【特集】横山利香「令和時代の稼ぎたい人の超実践! 株式投資術」― (41)株式投資の落とし穴は、誰もが知る“基本”にある
横山利香(ファイナンシャルプランナー、テクニカルアナリスト)
◆売買のタイミングは株式益利回り&PERで見極めよう!
個人投資家が値上がりしそうな銘柄を探すとき、様々な方法があります。たとえば株価チャート、いわゆるテクニカル分析の視点では、株価が新高値を更新している銘柄の中から探すという方法があります。ただし、株価は永遠に上昇し続けることはなく、いずれ天井を打って下落に転じます。購入するタイミングを誤れば、高値掴みになる恐れがあります。
また、いわゆる業績分析の視点からは、これまで業績が好調で、かつ今後も業績の伸びが期待できそうな銘柄から探す方法があります。しかし、業績が好調そうであってもすでに株価には織り込みが進んでしまっている場合もあり、決算発表などをきっかけに材料出尽くしで下落してしまうこともあります。
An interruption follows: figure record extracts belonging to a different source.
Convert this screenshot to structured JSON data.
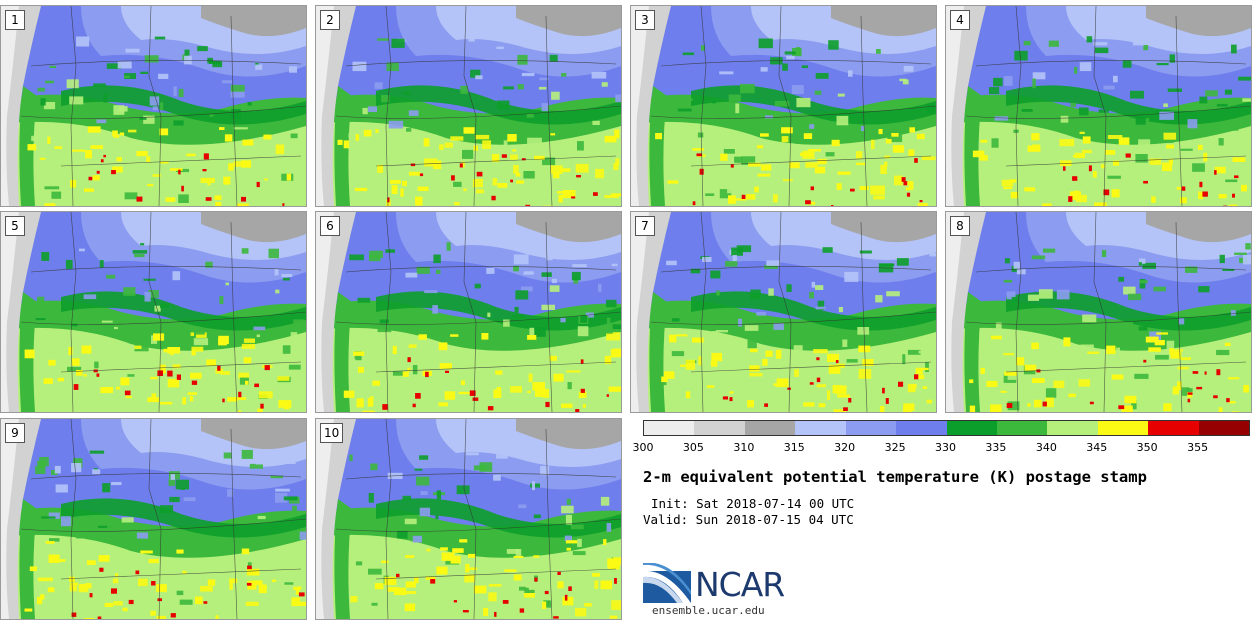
{
  "panels": [
    {
      "label": "1"
    },
    {
      "label": "2"
    },
    {
      "label": "3"
    },
    {
      "label": "4"
    },
    {
      "label": "5"
    },
    {
      "label": "6"
    },
    {
      "label": "7"
    },
    {
      "label": "8"
    },
    {
      "label": "9"
    },
    {
      "label": "10"
    }
  ],
  "colorbar": {
    "colors": [
      "#eeeeee",
      "#d2d2d2",
      "#a6a6a6",
      "#b4c4f8",
      "#8c9cf0",
      "#6e7eec",
      "#0c9e2a",
      "#3cb83c",
      "#b6f07c",
      "#fafa14",
      "#e60000",
      "#960000"
    ],
    "tick_labels": [
      "300",
      "305",
      "310",
      "315",
      "320",
      "325",
      "330",
      "335",
      "340",
      "345",
      "350",
      "355"
    ]
  },
  "title": "2-m equivalent potential temperature (K) postage stamp",
  "init_line": "Init: Sat 2018-07-14 00 UTC",
  "valid_line": "Valid: Sun 2018-07-15 04 UTC",
  "logo": {
    "text": "NCAR",
    "url": "ensemble.ucar.edu"
  }
}
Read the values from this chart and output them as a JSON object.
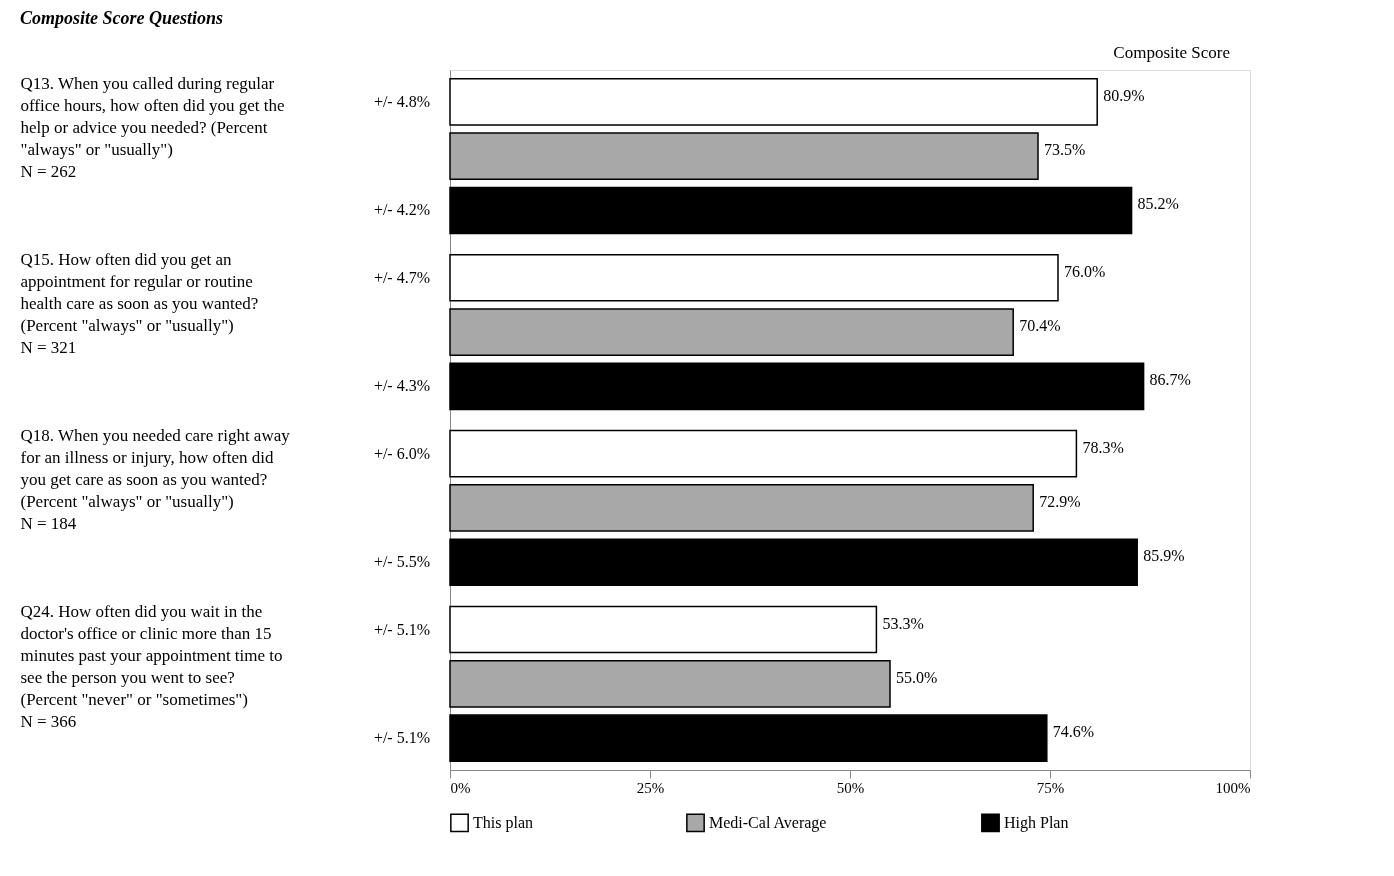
{
  "chart_data": {
    "type": "bar",
    "orientation": "horizontal",
    "title": "Composite Score Questions",
    "categories": [
      "Q13. When you called during regular\noffice hours, how often did you get the\nhelp or advice you needed? (Percent\n\"always\" or \"usually\")\n\nN = 262",
      "Q15. How often did you get an\nappointment for regular or routine\nhealth care as soon as you wanted?\n(Percent \"always\" or \"usually\")\n\nN = 321",
      "Q18. When you needed care right away\nfor an illness or injury, how often did\nyou get care as soon as you wanted?\n(Percent \"always\" or \"usually\")\n\nN = 184",
      "Q24. How often did you wait in the\ndoctor's office or clinic more than 15\nminutes past your appointment time to\nsee the person you went to see?\n(Percent \"never\" or \"sometimes\")\nN = 366"
    ],
    "series": [
      {
        "name": "This plan",
        "color": "#ffffff",
        "values": [
          80.9,
          76.0,
          78.3,
          53.3
        ],
        "value_labels": [
          "80.9%",
          "76.0%",
          "78.3%",
          "53.3%"
        ]
      },
      {
        "name": "Medi-Cal Average",
        "color": "#a8a8a8",
        "values": [
          73.5,
          70.4,
          72.9,
          55.0
        ],
        "value_labels": [
          "73.5%",
          "70.4%",
          "72.9%",
          "55.0%"
        ]
      },
      {
        "name": "High Plan",
        "color": "#000000",
        "values": [
          85.2,
          86.7,
          85.9,
          74.6
        ],
        "value_labels": [
          "85.2%",
          "86.7%",
          "85.9%",
          "74.6%"
        ]
      }
    ],
    "xlim": [
      0,
      100
    ],
    "xticks": [
      {
        "value": 0,
        "label": "0%"
      },
      {
        "value": 25,
        "label": "25%"
      },
      {
        "value": 50,
        "label": "50%"
      },
      {
        "value": 75,
        "label": "75%"
      },
      {
        "value": 100,
        "label": "100%"
      }
    ],
    "annotations": [
      "+/-  4.8%",
      "+/-  4.2%",
      "+/-  4.7%",
      "+/-  4.3%",
      "+/-  6.0%",
      "+/-  5.5%",
      "+/-  5.1%",
      "+/-  5.1%",
      "Composite Score"
    ],
    "grid": false,
    "legend": "bottom"
  }
}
しかし、このような高値掴みや材料出尽くしに巻き込まれても、ダメージを最小限に抑えることは不可能ではありません。というのも、株で儲けられるか損するかは、株を買った時点ですでに9割は決まっていると考えられるからです。この買いのタイミングをうまくコントロールできれば、ダメージの多くは吸収することもできます。残りの1割は、業績の下方修正や市場環境の変化といった投資家にはどうすることもできない要因によるものですので、こちらについては諦めましょう。
では、どのようにして、株を買うタイミングを考えるのかと言えば、皆さんもご存知のPER(株価収益率)、株式益利回りを使います。
「えッ?そんな基本は誰でも知ってるよー」という声もあるかもしれません。ですが、基本を使いこなせていないから、損をしてしまうのです。では、いつ買えば、どれだけ儲けることができるのかを計算をしてみましょう。
PERは、株価を1株利益で割ることで求めることができます。1株利益が100円のA株があったとします。皆さんがA株に注目した時の株価が1000円だった場合、PERは10倍(1000円÷100円)です。そして、1000円のA株が100円の利益を生み出すわけですから、株式益利回りは10%(100円÷1000円×100)になります。
その後、A株の株価が2000円に値上がりしたとしましょう。すると、PERは20倍になります。2000円のA株が100円の利益を生むわけですので、株式益利回りは5%になります。
つまり、同じ銘柄であるにも関わらず、買うタイミングによって、A株から期待できる利益、いわゆる株式益利回りには差が生じてしまっていることがわかります。
A株を例に解説しましたが、銘柄を発掘するタイミングは人それぞれです。ですから、銘柄を発掘したタイミングでいくらの利益が期待できるのかを、予め計算しておくことができれば、いま購入したらどれだけの利益が期待できるのか、いくらに値上がりした時点で売却を検討したらよいのかという風に、あたりをつけておくことができるようになるのです。
このような計算を日頃から行って追跡していくと、たとえば株価が急落する時にはPERは割安となり、株式益利回りは上昇します。そうしたタイミングで株を買うことができれば、儲ける確度を高めることができます。
逆に考えれば、それなりの株式益利回りを期待できる株価水準でないにも関わらず、どうしてもその株を購入したいという場合には、それでも今この水準で買う理由があるのかをじっくり考えてから購入するようにしてください。
なお、バリュー(割安)株と呼ばれる銘柄のPERは数値が低い場合が多く、10倍未満の銘柄がゴロゴロしています。反対に、グロース(成長)株と称される銘柄のPERは高い場合が多く、100倍という数値の銘柄も散見されます。
一般的に「PERが15倍以下の銘柄を探すとよい」という風に言われていますが、割安であれば儲かる確率は高くなります。しかし、PERという数値だけに固執すると成長株は探せませんし、割安感が乏しいと大化けを狙える銘柄を探し出すことは難しくなります。ですから、15倍という数値はあくまでも一般的な目安として参考にとどめて、銘柄ごとにどのくらいの儲けが期待できるのかを都度計算することが重要になるでしょう。
どの水準で株式を買い、そして売るのかについて予めあたりをつけられる指標があるだけで、衝動的な高値掴みや、まだまだ上がるだろうという期待に基づく楽観論を抑えて冷静な判断ができるようになるかもしれません。ぜひ、皆さんも株式益利回りやPERを使いこなしてみてくださいね!